Bugs, thinking it was night, began to buzz, and Jupiter and Venus shone in the sky.

“It was the coolest thing I’ve ever experienced,” said Helen Rose, 20, a junior at the University of Maine studying engineering, who came with a contingent as part of the NASA-funded Eclipse Ballooning Project.

The group released a balloon with cameras to live stream the event. “You could see the sun rise and the sun set, with the shadows on the trees making a crescent. I could hear the bugs,” she said.

The crowd quieted as the sun’s corona shone, and then, like a diamond, the sun began to shine, and the total eclipse was over and there were more hoots and hollers.

Stewart Doe, 19, a junior from the University of Maine who traveled with Helen Rose, said “Oh my God, that was so great. If you didn’t have glasses on, you wouldn’t have noticed what was happening until it got dark.”

Rick Brown, a commodities trader in New York who is an eclipse chaser on the side, said this total eclipse was as fine as any of the other 15 he has seen in his life. “It was a great eclipse.”

Bill Rhyne, spokesman for the South Carolina Highway Patrol, said he was thrilled that there were few accidents reported in the area.

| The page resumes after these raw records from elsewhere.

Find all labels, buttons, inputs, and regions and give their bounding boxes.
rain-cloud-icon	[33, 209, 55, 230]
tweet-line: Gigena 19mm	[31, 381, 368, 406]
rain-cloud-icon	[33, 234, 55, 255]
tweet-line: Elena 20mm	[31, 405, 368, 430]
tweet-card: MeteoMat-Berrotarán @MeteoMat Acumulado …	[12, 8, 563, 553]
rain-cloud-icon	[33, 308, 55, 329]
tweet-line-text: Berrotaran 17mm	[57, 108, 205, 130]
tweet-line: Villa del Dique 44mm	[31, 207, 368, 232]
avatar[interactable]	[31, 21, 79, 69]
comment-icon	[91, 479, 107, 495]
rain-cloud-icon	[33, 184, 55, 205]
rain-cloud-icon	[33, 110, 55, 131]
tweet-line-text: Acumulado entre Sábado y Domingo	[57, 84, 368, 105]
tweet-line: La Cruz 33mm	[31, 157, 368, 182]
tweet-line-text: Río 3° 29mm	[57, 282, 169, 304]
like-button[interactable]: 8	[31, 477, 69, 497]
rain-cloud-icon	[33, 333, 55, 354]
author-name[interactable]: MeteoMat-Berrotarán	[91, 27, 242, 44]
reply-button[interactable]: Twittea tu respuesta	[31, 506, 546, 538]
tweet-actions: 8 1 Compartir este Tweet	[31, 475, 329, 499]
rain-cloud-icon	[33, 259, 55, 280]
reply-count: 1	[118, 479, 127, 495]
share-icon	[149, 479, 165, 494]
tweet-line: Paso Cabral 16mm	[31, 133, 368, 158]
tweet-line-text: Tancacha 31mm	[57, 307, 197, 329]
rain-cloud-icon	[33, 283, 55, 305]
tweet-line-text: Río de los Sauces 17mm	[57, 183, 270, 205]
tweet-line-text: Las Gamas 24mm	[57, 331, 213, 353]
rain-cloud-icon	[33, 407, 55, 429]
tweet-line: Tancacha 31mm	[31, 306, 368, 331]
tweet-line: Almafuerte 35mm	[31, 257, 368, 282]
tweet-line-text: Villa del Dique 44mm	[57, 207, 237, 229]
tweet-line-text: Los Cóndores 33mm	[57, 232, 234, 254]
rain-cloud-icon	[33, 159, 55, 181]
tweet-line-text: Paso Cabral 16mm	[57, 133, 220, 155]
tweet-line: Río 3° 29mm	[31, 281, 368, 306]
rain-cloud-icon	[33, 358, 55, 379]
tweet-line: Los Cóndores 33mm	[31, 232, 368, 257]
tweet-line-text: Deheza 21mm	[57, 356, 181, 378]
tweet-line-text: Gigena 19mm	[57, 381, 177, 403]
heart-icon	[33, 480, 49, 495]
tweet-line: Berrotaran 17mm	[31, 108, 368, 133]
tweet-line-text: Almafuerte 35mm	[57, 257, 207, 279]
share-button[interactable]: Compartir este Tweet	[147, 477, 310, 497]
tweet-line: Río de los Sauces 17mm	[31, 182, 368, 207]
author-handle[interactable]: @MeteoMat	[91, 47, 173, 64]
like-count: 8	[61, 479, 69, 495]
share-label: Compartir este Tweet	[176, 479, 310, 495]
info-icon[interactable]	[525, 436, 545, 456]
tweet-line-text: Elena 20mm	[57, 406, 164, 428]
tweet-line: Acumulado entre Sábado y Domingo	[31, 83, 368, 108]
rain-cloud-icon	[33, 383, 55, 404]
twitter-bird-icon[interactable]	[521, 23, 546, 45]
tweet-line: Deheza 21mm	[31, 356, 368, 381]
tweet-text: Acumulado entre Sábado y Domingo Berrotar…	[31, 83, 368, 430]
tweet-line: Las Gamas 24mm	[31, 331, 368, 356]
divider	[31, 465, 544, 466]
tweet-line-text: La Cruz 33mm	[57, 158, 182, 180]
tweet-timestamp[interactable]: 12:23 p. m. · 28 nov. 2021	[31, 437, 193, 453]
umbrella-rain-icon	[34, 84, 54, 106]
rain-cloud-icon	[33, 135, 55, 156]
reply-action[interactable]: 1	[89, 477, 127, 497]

His concern was that there would be more as thousands of people hit the road to return home.

“They are all leaving like ants going back to their regular lives,” he said.

Along the coast, the clouds won out.

Twelve minutes before totality, the sun peeked through a hole in the overcast, exposing just a fingernail of the partially eclipsed star.

“C’mon, clouds, c’mon,” Steve Garrett, 64, of Winchester, Virginia, said as he watched from Charleston.

No such luck. At 2:46 p.m., the day went dark and, as a flock of crows flew overhead to roost, a thick blanket of clouds separated hopeful eyes from totality.

Could watchers take their eclipse glasses off?

Sure, came a reply. There was nothing to see, except for a distant flash of lightning.

Andrew Nadler, who’d traveled to Charleston from New York, was disappointed. “The sky wasn’t quite as dark as I’d thought,” he said.

But Garrett was satisfied. “Just being here with all these people in the darkness, that was really the most incredible thing,” he said.

In Belton, South Carolina, 200 miles inland, Josh Skierski and Vanessa Palacios of Atlanta had planned to get married during the eclipse.

“We were trying to find the location that spoke to us,” Palacios said.

“We’re not exactly traditional,” Skierski said. “Anybody who knows us knows it was going to be weird and going to be fun.”

So they said their vows alongside five other couples at Blue Jar Barn in Belton, in the path of totality.

Afterward, the Rev. Duane Jenkins, who officiated, warned everyone in attendance to don eclipse glasses and then Skierski and Palacios walked down the aisle as husband and wife, joining their dog, Leona.

They put their arms around each other, looked up at the sky and bathed in 2 minutes 27 seconds of totality.

People cheered and a car horn honked.

“That’s the start of our journey together, and it’s historical, but it’s also something that we got to experience together,” Skierski said.

“My whole body felt warm,” Palacios said.